How Do You Calculate the Effective Half-life of a Radioactive Isotope?

[larianne]

Homework Statement

If a patient is given a radioactive isotope which has a half-life of six days and a biological half-life of ten days, what is the effective half-life for the isotope.

Homework Equations

I know the formula for half-life calculations is T1/2 = 0.693/k

The Attempt at a Solution

I don't know where to start with this. My tutor just briefly went over it. It was a question on a past paper so I just want it covered in case it comes up in my exams.

Any help I'd be grateful.

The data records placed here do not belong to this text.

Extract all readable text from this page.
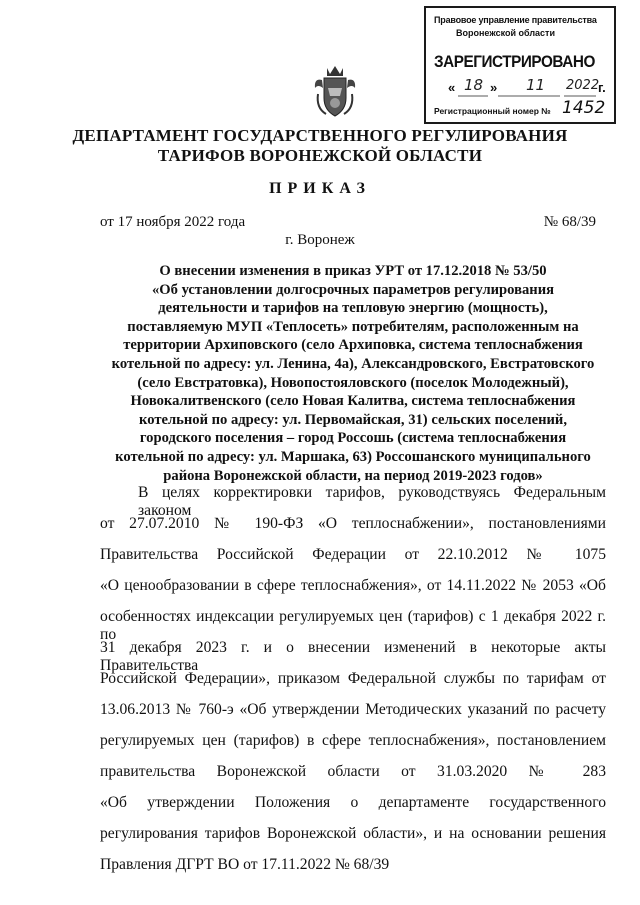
Правовое управление правительства
Воронежской области
ЗАРЕГИСТРИРОВАНО
« 18 » 11 2022
г.
Регистрационный номер № 1452
ДЕПАРТАМЕНТ ГОСУДАРСТВЕННОГО РЕГУЛИРОВАНИЯ
ТАРИФОВ ВОРОНЕЖСКОЙ ОБЛАСТИ
ПРИКАЗ
от 17 ноября 2022 года	№ 68/39
г. Воронеж
О внесении изменения в приказ УРТ от 17.12.2018 № 53/50
«Об установлении долгосрочных параметров регулирования
деятельности и тарифов на тепловую энергию (мощность),
поставляемую МУП «Теплосеть» потребителям, расположенным на
территории Архиповского (село Архиповка, система теплоснабжения
котельной по адресу: ул. Ленина, 4а), Александровского, Евстратовского
(село Евстратовка), Новопостояловского (поселок Молодежный),
Новокалитвенского (село Новая Калитва, система теплоснабжения
котельной по адресу: ул. Первомайская, 31) сельских поселений,
городского поселения – город Россошь (система теплоснабжения
котельной по адресу: ул. Маршака, 63) Россошанского муниципального
района Воронежской области, на период 2019-2023 годов»
В целях корректировки тарифов, руководствуясь Федеральным законом
от 27.07.2010 № 190-ФЗ «О теплоснабжении», постановлениями
Правительства Российской Федерации от 22.10.2012 № 1075
«О ценообразовании в сфере теплоснабжения», от 14.11.2022 № 2053 «Об
особенностях индексации регулируемых цен (тарифов) с 1 декабря 2022 г. по
31 декабря 2023 г. и о внесении изменений в некоторые акты Правительства
Российской Федерации», приказом Федеральной службы по тарифам от
13.06.2013 № 760-э «Об утверждении Методических указаний по расчету
регулируемых цен (тарифов) в сфере теплоснабжения», постановлением
правительства Воронежской области от 31.03.2020 № 283
«Об утверждении Положения о департаменте государственного
регулирования тарифов Воронежской области», и на основании решения
Правления ДГРТ ВО от 17.11.2022 № 68/39
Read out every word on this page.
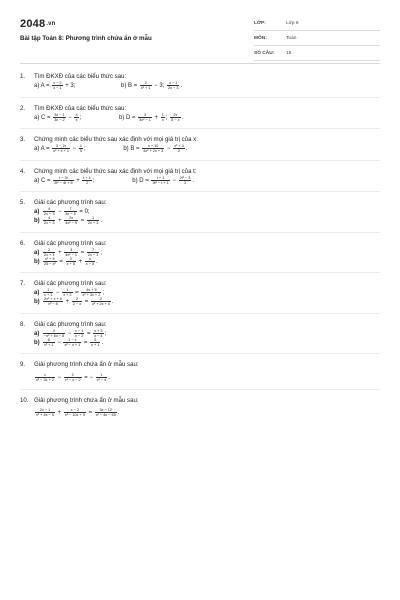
2048.vn
Bài tập Toán 8: Phương trình chứa ẩn ở mẫu
LỚP:	Lớp 8
MÔN:	Toán
SỐ CÂU:	15
1.	Tìm ĐKXĐ của các biểu thức sau:
a) $A = \frac{x - 2}{x - 1} + 3$;	b) $B = \frac{2}{\text{x² + 1}} - 3$; $\frac{x - 1}{2x - 3}$ .
2.	Tìm ĐKXĐ của các biểu thức sau:
a) $C = \frac{3x - 1}{3x - 2} - \frac{4}{x}$ ;	b) $D = \frac{3}{\text{3x² − 1}} + \frac{1}{x}$ ; $\frac{2x}{5 - x}$ .
3.	Chứng minh các biểu thức sau xác định với mọi giá trị của x:
a) $A = \frac{3 - 7x}{\text{x² + x + 1}} - \frac{1}{5}$ ;	b) $B = \frac{x + 10}{\text{4x² + 2x + 3}} - \frac{\text{x² + 4}}{2}$ .
4.	Chứng minh các biểu thức sau xác định với mọi giá trị của t:
a) $C = \frac{t - 3t}{\text{2t² − 4t + 5}} + \frac{t + 1}{2}$ ;	b) $D = \frac{t + 1}{\text{3t² − t + 1}} - \frac{\text{2t² − 3}}{3}$ .
5.	Giải các phương trình sau:
$a) \frac{4}{2x - 3} - \frac{7}{3x - 5} = 0$;
$b) \frac{4}{2x - 3} + \frac{2x}{\text{4x² − 9}} = \frac{1}{2x + 3}$ .
6.	Giải các phương trình sau:
$a) \frac{2}{2x + 1} + \frac{3}{\text{4x² − 1}} = \frac{7}{2x - 1}$ ;
$b) \frac{\text{x² + 5}}{\text{25 − x²}} = \frac{3}{x + 5} + \frac{x}{x - 5}$ .
7.	Giải các phương trình sau:
$a) \frac{1}{x + 1} - \frac{1}{x + 2} = \frac{4x + 5}{\text{x² + 3x + 2}}$ ;
$b) \frac{\text{2x² + x + 6}}{\text{x³ − 8}} + \frac{2}{2 - x} = \frac{2}{\text{x² + 2x + 4}}$ .
8.	Giải các phương trình sau:
$a) \frac{2}{\text{−x² + 6x − 8}} - \frac{x - 1}{x - 2} = \frac{x + 3}{x - 4}$ ;
$b) \frac{6}{\text{x³ + 1}} - \frac{1 - x}{\text{x² − x + 1}} = \frac{5}{x + 1}$ .
9.	Giải phương trình chứa ẩn ở mẫu sau:
$\frac{1}{\text{x² − 3x + 2}} - \frac{2}{\text{x² − x − 2}}$ = − $\frac{1}{\text{x² − 4}}$ .
10. Giải phương trình chứa ẩn ở mẫu sau:
$\frac{2x - 1}{\text{x² + 4x − 5}} + \frac{x - 2}{\text{x² − 10x + 9}} = \frac{3x - 12}{\text{x² − 4x − 45}}$ .
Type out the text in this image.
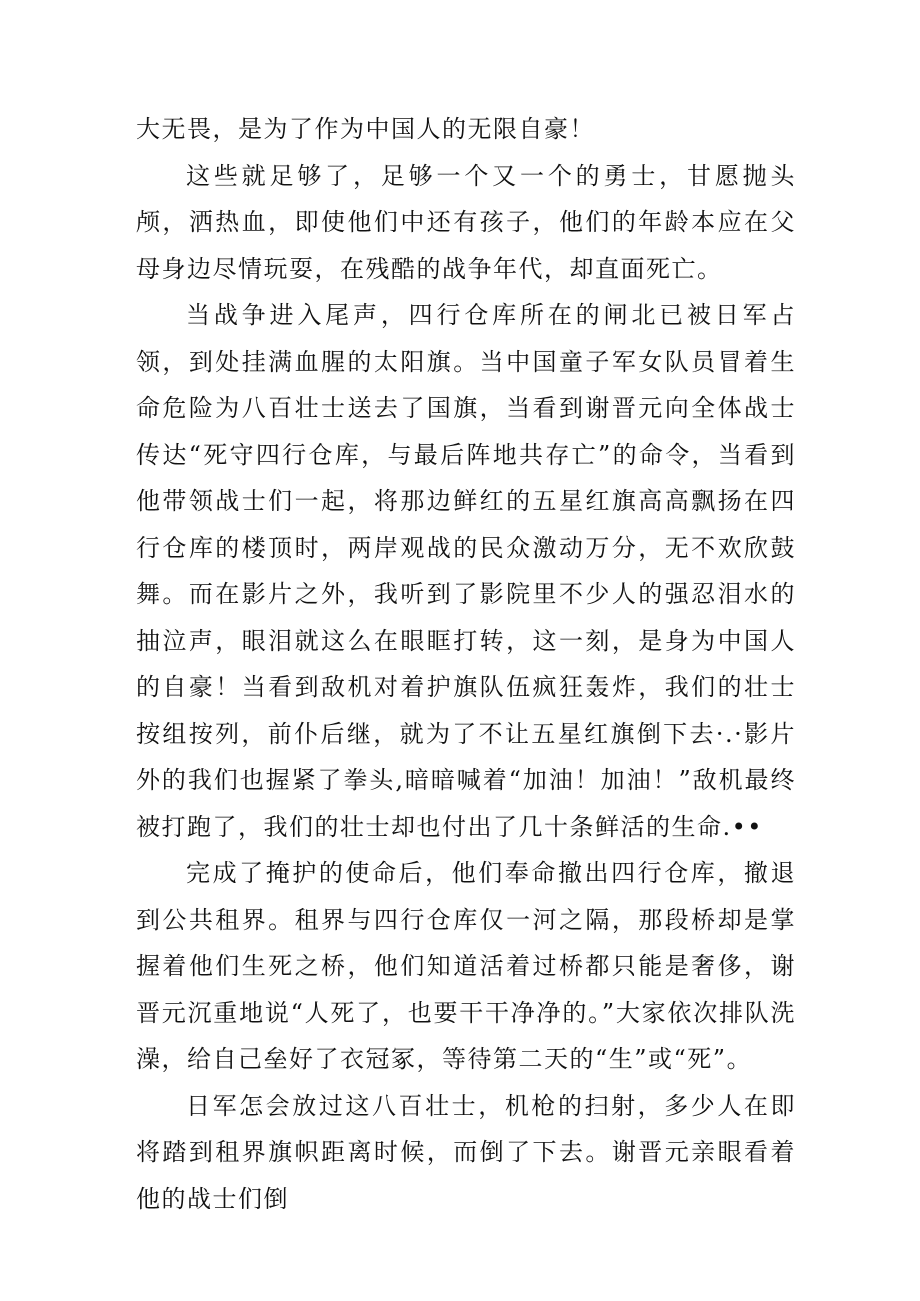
大无畏，是为了作为中国人的无限自豪！

这些就足够了，足够一个又一个的勇士，甘愿抛头颅，洒热血，即使他们中还有孩子，他们的年龄本应在父母身边尽情玩耍，在残酷的战争年代，却直面死亡。

当战争进入尾声，四行仓库所在的闸北已被日军占领，到处挂满血腥的太阳旗。当中国童子军女队员冒着生命危险为八百壮士送去了国旗，当看到谢晋元向全体战士传达“死守四行仓库，与最后阵地共存亡”的命令，当看到他带领战士们一起，将那边鲜红的五星红旗高高飘扬在四行仓库的楼顶时，两岸观战的民众激动万分，无不欢欣鼓舞。而在影片之外，我听到了影院里不少人的强忍泪水的抽泣声，眼泪就这么在眼眶打转，这一刻，是身为中国人的自豪！当看到敌机对着护旗队伍疯狂轰炸，我们的壮士按组按列，前仆后继，就为了不让五星红旗倒下去·.·影片外的我们也握紧了拳头,暗暗喊着“加油！加油！”敌机最终被打跑了，我们的壮士却也付出了几十条鲜活的生命.••

完成了掩护的使命后，他们奉命撤出四行仓库，撤退到公共租界。租界与四行仓库仅一河之隔，那段桥却是掌握着他们生死之桥，他们知道活着过桥都只能是奢侈，谢晋元沉重地说“人死了，也要干干净净的。”大家依次排队洗澡，给自己垒好了衣冠冢，等待第二天的“生”或“死”。

日军怎会放过这八百壮士，机枪的扫射，多少人在即将踏到租界旗帜距离时候，而倒了下去。谢晋元亲眼看着他的战士们倒
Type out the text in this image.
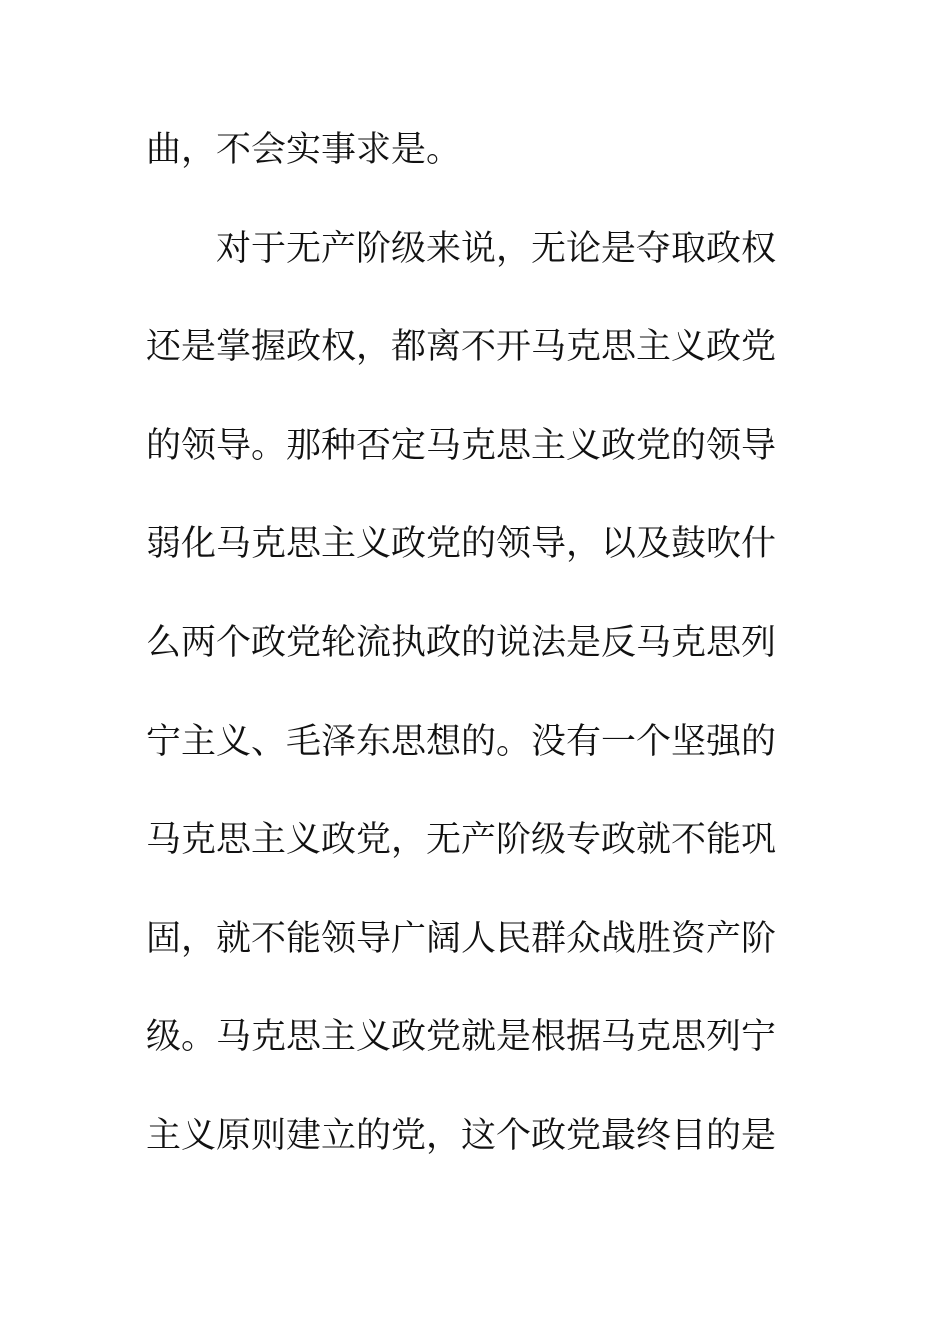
曲，不会实事求是。
　　对于无产阶级来说，无论是夺取政权
还是掌握政权，都离不开马克思主义政党
的领导。那种否定马克思主义政党的领导
弱化马克思主义政党的领导，以及鼓吹什
么两个政党轮流执政的说法是反马克思列
宁主义、毛泽东思想的。没有一个坚强的
马克思主义政党，无产阶级专政就不能巩
固，就不能领导广阔人民群众战胜资产阶
级。马克思主义政党就是根据马克思列宁
主义原则建立的党，这个政党最终目的是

Thanks.

 

[LowlyPion]

Homework Statement

If a patient is given a radioactive isotope which has a half-life of six days and a biological half-life of ten days, what is the effective half-life for the isotope.

Homework Equations

I know the formula for half-life calculations is T1/2 = 0.693/k

The Attempt at a Solution

I don't know where to start with this. My tutor just briefly went over it. It was a question on a past paper so I just want it covered in case it comes up in my exams.

Any help I'd be grateful. Thanks.

For what you are asking I think it works something like this:

N = N_o*e^-t/T1*e^-t/T2 = N_o*e^-t/T1+t/T2 = N_o*e^t/T

Where 1/T = 1/T1 + 1/T2

 

[nlightner]

The effective half-life of a radioactive isotope is a combination of its physical half-life and its biological half-life. In this case, the physical half-life is six days and the biological half-life is ten days. To calculate the effective half-life, we can use the formula T1/2 = 0.693/k, where k is the decay constant.

First, we need to find the decay constant by dividing 0.693 by the physical half-life of six days. This gives us a decay constant of approximately 0.1155 days^-1.

Next, we can use this decay constant to calculate the effective half-life by dividing 0.693 by the sum of the decay constant and the biological half-life of ten days. This gives us an effective half-life of approximately 4.8 days.

Therefore, the effective half-life for the given radioactive isotope is approximately 4.8 days. This means that after 4.8 days, half of the initial amount of the isotope will have decayed. After another 4.8 days, half of the remaining amount will have decayed, and so on. It is important to note that the effective half-life may vary depending on the individual and their specific biological processes.